Now it’s tax season and the bosses at the IRS need those erstwhile employees at their desks.

A notice to probationary employees — fired in February and reinstated in March — directed workers at the U.S. tax collector to prepare to return to “full duty” by April 14 — one day before the country’s taxes are due, according to a copy viewed by Bloomberg News.

Between now and the agency’s most important date on the calendar, workers will be picking up new federal ID badges, powering up computers they turned in when the terminations hit in February and negotiating remote work arrangements in cities where the IRS doesn’t have office space. 

For employees who don’t want to come back, the notice provides an out: workers can send an email to decline to return and resign from the agency.

But management said workers don’t need to give up jobs they took in the weeks since the Department of Government Efficiency first initiated the firings — in what could be a sign of the IRS’ manpower needs as tax returns roll in.

“Please know that outside employment does not necessarily prevent you from returning to work,” the message read.

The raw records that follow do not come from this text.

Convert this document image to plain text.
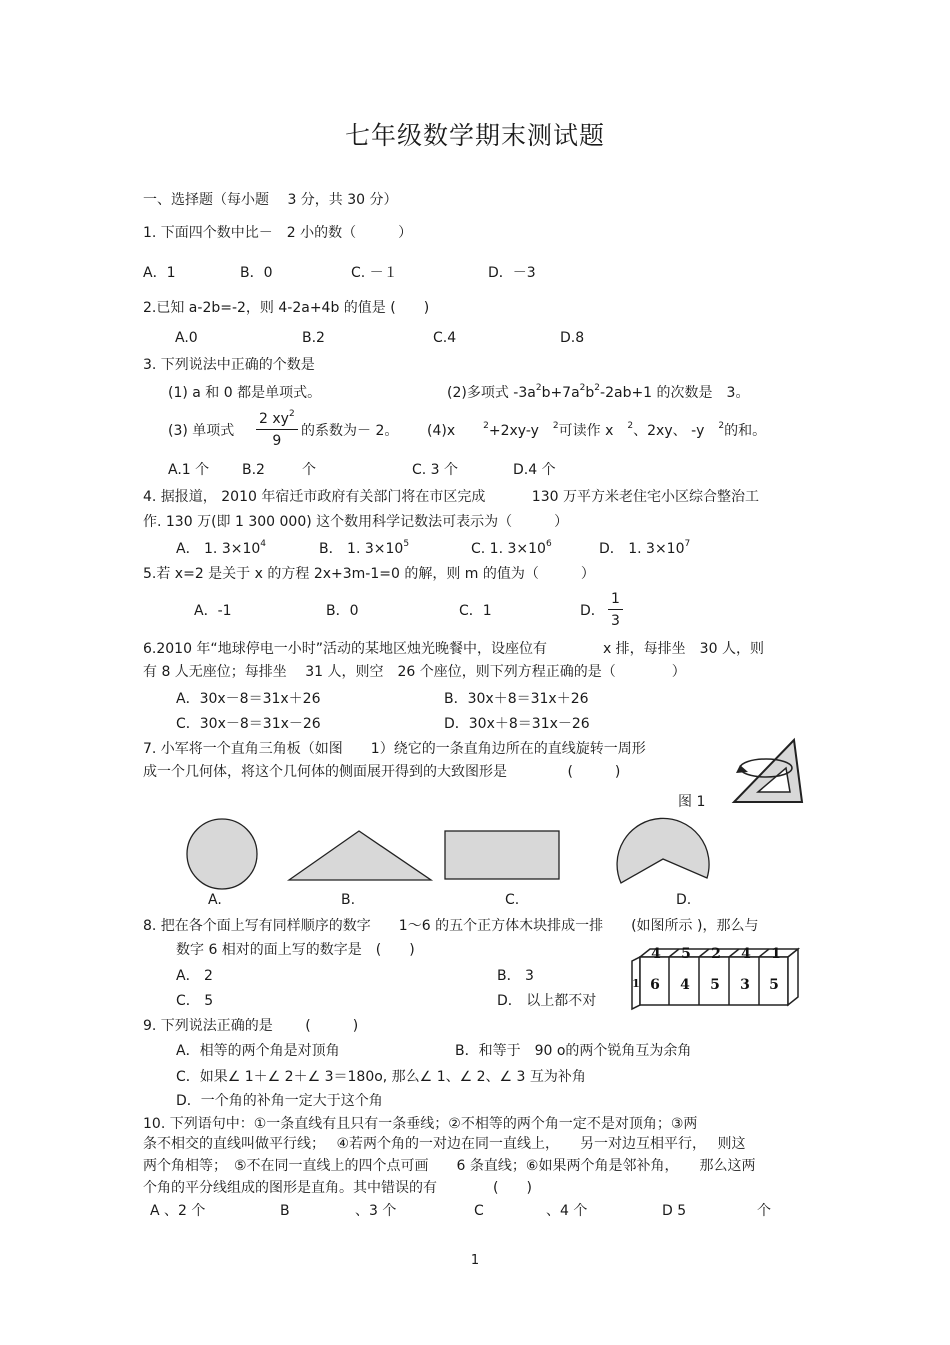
七年级数学期末测试题
一、选择题（每小题　 3 分，共 30 分）
1. 下面四个数中比－　2 小的数（　　　）
A．1	B．0	C. －１	D．－3
2.已知 a-2b=-2，则 4-2a+4b 的值是 (　　)
A.0	B.2	C.4	D.8
3. 下列说法中正确的个数是
(1) a 和 0 都是单项式。	(2)多项式 $-3a^2b+7a^2b^2-2ab+1$ 的次数是　3。
(3) 单项式 $\frac{2 xy^2}{9}$ 的系数为－ 2。 (4)x　　	$^2$+2xy-y　 $^2$可读作 x　 $^2$、2xy、 -y　 $^2$的和。
A.1 个 B.2	个	C. 3 个	D.4 个
4. 据报道， 2010 年宿迁市政府有关部门将在市区完成　　　 130 万平方米老住宅小区综合整治工
作. 130 万(即 1 300 000) 这个数用科学记数法可表示为（　　　）
A． 1. $3\times 10^4$	B． 1. $3\times 10^5$	C. 1. $3\times 10^6$	D． 1. $3\times 10^7$
5.若 x=2 是关于 x 的方程 2x+3m-1=0 的解，则 m 的值为（　　　）
A．-1	B．0	C．1	D． $\frac{1}{3}$
6.2010 年“地球停电一小时”活动的某地区烛光晚餐中，设座位有　　　　x 排，每排坐　30 人，则
有 8 人无座位；每排坐　 31 人，则空　26 个座位，则下列方程正确的是（　　　　）
A．30x－8＝31x＋26	B．30x＋8＝31x＋26
C．30x－8＝31x－26	D．30x＋8＝31x－26
7. 小军将一个直角三角板（如图　　1）绕它的一条直角边所在的直线旋转一周形
成一个几何体，将这个几何体的侧面展开得到的大致图形是　　　　 (　　　)
图 1
A.	B.	C.	D.
8. 把在各个面上写有同样顺序的数字　　1～6 的五个正方体木块排成一排　　(如图所示 )，那么与
数字 6 相对的面上写的数字是　(　　)
A． 2	B． 3
C． 5	D． 以上都不对
4 5 2 4 1
6 4 5 3 5
1
9. 下列说法正确的是　　 (　　　)
A．相等的两个角是对顶角	B．和等于　90 o的两个锐角互为余角
C．如果∠ 1＋∠ 2＋∠ 3＝180o, 那么∠ 1、∠ 2、∠ 3 互为补角
D．一个角的补角一定大于这个角
10. 下列语句中：①一条直线有且只有一条垂线；②不相等的两个角一定不是对顶角；③两
条不相交的直线叫做平行线；　 ④若两个角的一对边在同一直线上，　　另一对边互相平行，　 则这
两个角相等；　⑤不在同一直线上的四个点可画　　6 条直线；⑥如果两个角是邻补角，　　那么这两
个角的平分线组成的图形是直角。其中错误的有　　　　(　　)
A 、2 个	B	、3 个	C	、4 个	D 5	个
1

The IRS declined to comment.

These roughly 7,000 employees were fired in February as part of Elon Musk’s DOGE effort to slash the U.S. government’s workforce. But a federal judge in Maryland ruled last month that 18 agencies, including the Treasury Department which oversees the IRS, had to reinstate their fired probationary workers, as the courts continue to weigh the legality of the job cuts.

At the time, unions said that bringing workers back onto the federal payroll, even keeping them on leave, would reverse the economic hit of the layoffs and restore affected employees’ health benefits. 

Still, the Trump administration’s longterm goal of cutting the IRS workforce in half is expected to dramatically raise wait times for customer service functions, including helping individual filers with tax returns. It’s also likely to be good news for tax cheats, tax experts said, since it will cramp the agency’s ability to audit returns, including some of the wealthiest people in the country.